Perdonar no fue fácil, fue un proceso. Nosotros no podemos perdonar por nosotros mismos, esto es obra del Espíritu Santo. Cuando hay tantas heridas abiertas es muy difícil perdonar de corazón, si no pedimos a Dios que actúe en nosotros. Si nuestro Señor nos lo pide, es porque es posible, mas es necesario pedir a Dios que sane nuestros corazones para lograrlo.

No olvido y no deseo hacerlo porque si no entonces, ¿cómo podré dar testimonio del gran milagro que Dios nos concedió? Lo recuerdo sin dolor para que me sea posible ayudar a los demás.

Perdonar me ha permitido voltear hacia atrás y recordar este proceso como la bendita prueba que vivimos con mucho dolor, pero a la vez como el más grande milagro de amor y misericordia jamás vivido.

Cuando mi esposo volvió a casa, no volvimos a tocar el tema, fue como si jamás se hubiese ido en primer lugar.

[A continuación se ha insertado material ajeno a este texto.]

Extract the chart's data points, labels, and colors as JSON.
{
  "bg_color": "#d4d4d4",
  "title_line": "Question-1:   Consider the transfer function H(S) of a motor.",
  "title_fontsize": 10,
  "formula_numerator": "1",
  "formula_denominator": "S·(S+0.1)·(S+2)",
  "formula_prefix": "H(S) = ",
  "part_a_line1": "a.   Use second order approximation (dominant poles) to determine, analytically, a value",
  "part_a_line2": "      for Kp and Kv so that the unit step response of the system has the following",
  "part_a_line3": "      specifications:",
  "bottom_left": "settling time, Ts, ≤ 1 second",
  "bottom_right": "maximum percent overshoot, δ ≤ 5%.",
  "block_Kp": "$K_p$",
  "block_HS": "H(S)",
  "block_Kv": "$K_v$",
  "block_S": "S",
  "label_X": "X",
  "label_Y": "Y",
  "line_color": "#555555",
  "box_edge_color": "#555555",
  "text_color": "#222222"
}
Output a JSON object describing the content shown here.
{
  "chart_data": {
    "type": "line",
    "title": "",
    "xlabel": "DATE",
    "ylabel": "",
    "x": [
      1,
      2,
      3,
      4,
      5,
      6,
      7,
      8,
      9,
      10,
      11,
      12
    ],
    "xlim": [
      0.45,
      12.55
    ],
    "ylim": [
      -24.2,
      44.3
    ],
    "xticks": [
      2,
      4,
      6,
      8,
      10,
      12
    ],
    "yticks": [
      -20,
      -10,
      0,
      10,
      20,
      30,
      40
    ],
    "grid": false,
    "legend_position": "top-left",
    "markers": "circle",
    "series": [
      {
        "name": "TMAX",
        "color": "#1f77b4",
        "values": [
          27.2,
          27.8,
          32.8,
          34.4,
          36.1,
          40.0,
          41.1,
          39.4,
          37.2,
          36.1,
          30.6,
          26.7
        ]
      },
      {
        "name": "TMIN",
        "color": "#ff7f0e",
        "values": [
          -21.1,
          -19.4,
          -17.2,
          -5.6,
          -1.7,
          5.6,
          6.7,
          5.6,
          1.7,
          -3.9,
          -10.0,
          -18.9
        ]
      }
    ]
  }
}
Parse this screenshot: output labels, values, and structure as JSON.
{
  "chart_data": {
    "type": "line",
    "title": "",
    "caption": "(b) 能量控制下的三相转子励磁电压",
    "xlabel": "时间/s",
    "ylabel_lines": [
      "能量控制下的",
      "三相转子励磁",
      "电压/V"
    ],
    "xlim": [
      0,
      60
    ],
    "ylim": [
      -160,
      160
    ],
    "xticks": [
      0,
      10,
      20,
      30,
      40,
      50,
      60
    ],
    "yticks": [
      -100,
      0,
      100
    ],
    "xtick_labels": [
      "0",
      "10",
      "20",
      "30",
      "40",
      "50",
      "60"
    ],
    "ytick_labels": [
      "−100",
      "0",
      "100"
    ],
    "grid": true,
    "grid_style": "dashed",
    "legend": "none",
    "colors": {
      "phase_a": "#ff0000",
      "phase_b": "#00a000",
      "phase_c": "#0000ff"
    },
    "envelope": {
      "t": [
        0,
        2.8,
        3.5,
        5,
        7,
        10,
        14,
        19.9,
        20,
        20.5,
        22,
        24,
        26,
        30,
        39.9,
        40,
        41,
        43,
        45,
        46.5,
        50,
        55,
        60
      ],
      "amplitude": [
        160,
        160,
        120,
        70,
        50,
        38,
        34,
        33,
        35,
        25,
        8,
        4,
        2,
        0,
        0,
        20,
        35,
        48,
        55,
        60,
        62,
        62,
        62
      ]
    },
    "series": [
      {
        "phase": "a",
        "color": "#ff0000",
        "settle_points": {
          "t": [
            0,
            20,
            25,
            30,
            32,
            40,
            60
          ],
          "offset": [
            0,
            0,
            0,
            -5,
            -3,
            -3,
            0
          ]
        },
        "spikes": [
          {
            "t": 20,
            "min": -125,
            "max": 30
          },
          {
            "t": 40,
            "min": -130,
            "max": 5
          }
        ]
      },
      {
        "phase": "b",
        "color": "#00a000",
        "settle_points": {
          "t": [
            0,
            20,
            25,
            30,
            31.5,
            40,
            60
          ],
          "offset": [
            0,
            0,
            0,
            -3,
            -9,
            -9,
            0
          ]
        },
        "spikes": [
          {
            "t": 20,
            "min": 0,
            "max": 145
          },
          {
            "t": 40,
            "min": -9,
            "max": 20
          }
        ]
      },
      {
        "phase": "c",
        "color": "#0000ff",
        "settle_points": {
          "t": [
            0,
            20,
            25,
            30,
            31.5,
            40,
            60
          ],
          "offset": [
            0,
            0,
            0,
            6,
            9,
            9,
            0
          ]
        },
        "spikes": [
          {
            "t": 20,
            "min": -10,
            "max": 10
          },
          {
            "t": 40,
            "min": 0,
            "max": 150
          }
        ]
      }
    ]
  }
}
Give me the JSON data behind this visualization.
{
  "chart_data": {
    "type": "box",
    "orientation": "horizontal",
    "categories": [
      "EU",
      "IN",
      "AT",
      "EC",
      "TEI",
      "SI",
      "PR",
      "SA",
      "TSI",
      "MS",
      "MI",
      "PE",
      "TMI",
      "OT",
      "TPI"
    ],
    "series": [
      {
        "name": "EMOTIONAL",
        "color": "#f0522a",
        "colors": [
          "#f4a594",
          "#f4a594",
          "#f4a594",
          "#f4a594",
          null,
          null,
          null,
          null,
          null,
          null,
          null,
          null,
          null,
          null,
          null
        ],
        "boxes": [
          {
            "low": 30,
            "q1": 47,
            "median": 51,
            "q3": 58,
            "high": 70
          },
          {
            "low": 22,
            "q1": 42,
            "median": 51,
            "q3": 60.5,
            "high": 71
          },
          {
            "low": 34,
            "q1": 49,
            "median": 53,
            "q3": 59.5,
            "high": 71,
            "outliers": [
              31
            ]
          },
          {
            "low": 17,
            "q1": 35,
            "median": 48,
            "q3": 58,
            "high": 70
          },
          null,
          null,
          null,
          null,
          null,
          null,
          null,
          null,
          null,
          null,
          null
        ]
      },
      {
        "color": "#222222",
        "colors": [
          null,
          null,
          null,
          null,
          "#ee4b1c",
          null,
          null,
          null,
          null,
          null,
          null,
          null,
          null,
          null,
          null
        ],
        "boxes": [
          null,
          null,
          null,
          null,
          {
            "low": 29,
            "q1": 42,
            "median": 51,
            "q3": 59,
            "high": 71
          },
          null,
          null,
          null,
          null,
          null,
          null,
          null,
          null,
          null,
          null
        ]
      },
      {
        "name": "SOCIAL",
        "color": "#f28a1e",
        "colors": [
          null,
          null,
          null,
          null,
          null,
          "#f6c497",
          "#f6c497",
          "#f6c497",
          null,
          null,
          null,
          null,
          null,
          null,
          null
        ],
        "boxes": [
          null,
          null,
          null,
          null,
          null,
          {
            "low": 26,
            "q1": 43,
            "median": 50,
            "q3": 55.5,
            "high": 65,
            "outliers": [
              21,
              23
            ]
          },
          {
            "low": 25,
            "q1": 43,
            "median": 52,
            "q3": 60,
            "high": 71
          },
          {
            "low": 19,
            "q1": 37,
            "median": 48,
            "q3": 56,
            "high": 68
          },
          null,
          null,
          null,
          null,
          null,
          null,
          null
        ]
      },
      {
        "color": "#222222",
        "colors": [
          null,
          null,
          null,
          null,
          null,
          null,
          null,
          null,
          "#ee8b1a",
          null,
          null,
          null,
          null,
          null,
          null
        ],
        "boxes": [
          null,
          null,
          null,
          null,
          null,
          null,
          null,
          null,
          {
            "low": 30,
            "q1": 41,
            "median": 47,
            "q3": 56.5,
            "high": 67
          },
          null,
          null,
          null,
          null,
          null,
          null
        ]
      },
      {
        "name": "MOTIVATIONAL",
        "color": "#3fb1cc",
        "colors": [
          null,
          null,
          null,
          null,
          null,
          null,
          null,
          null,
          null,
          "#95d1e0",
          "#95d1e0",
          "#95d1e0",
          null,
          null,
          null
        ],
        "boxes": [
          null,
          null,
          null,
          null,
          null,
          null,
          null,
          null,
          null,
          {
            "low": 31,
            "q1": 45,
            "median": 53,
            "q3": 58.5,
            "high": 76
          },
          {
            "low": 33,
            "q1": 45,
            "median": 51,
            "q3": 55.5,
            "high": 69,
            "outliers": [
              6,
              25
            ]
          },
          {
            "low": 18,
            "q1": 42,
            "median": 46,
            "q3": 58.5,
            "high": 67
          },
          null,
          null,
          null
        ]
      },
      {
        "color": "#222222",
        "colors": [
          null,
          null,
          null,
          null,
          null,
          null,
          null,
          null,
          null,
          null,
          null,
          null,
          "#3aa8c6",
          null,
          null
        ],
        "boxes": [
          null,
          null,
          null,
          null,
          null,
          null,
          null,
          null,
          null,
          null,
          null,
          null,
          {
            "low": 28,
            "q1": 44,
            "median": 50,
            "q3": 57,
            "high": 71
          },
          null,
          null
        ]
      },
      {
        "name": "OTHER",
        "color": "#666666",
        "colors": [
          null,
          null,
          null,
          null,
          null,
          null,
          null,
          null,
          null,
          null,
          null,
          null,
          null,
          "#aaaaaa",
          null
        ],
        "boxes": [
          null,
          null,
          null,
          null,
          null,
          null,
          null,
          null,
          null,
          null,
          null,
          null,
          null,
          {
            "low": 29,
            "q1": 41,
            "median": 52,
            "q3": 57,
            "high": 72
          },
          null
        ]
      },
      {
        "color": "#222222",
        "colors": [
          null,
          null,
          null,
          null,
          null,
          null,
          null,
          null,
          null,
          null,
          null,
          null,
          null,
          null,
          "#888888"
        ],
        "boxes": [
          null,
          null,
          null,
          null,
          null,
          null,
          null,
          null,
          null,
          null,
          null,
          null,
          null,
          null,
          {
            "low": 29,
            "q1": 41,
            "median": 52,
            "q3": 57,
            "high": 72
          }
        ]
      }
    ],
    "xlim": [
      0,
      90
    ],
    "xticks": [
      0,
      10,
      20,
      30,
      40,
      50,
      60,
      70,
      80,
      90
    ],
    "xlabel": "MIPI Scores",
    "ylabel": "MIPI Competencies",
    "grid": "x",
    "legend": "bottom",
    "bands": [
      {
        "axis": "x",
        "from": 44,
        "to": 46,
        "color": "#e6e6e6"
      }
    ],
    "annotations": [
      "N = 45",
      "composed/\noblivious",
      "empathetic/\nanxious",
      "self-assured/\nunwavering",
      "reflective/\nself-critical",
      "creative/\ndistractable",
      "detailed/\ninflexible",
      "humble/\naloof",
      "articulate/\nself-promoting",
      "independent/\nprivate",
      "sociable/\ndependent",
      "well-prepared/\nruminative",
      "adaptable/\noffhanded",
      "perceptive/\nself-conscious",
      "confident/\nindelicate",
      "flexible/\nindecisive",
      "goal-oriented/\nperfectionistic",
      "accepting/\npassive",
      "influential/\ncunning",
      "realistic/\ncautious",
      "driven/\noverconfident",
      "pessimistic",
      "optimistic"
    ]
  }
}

Se le recibió en casa como al hijo pródigo, sin reclamos, sin indagar en detalles, sin explicaciones. Hubo fiesta y un gran gozo por tenerlo de regreso en nuestro hogar y en el cielo.

Hoy en día pertenecemos a un ministerio de restauración matrimonial, el mismo en donde yo recibí todo el apoyo necesario durante mi proceso. Brindamos apoyo y consejo a aquellos que viven hoy lo que nosotros vivimos ayer con la esperanza de que nuestro testimonio sea instrumento de reconciliación para muchos matrimonios en crisis. Doy gracias a Dios por su obra en nuestras vidas y por cumplir cada una de sus promesas para nuestra familia.

Si tú estás viviendo una situación similar en tu matrimonio, por favor no dudes que todo el posible para el que cree. Dios pasa por encima de toda dificultad para cumplir sus promesas. Es necesario buscar la conversión de corazón y vivir un proceso, pero te prometo que valdrá la pena. Te bendigo y me despido agradecida por esta oportunidad de compartir contigo un poco de mi experiencia.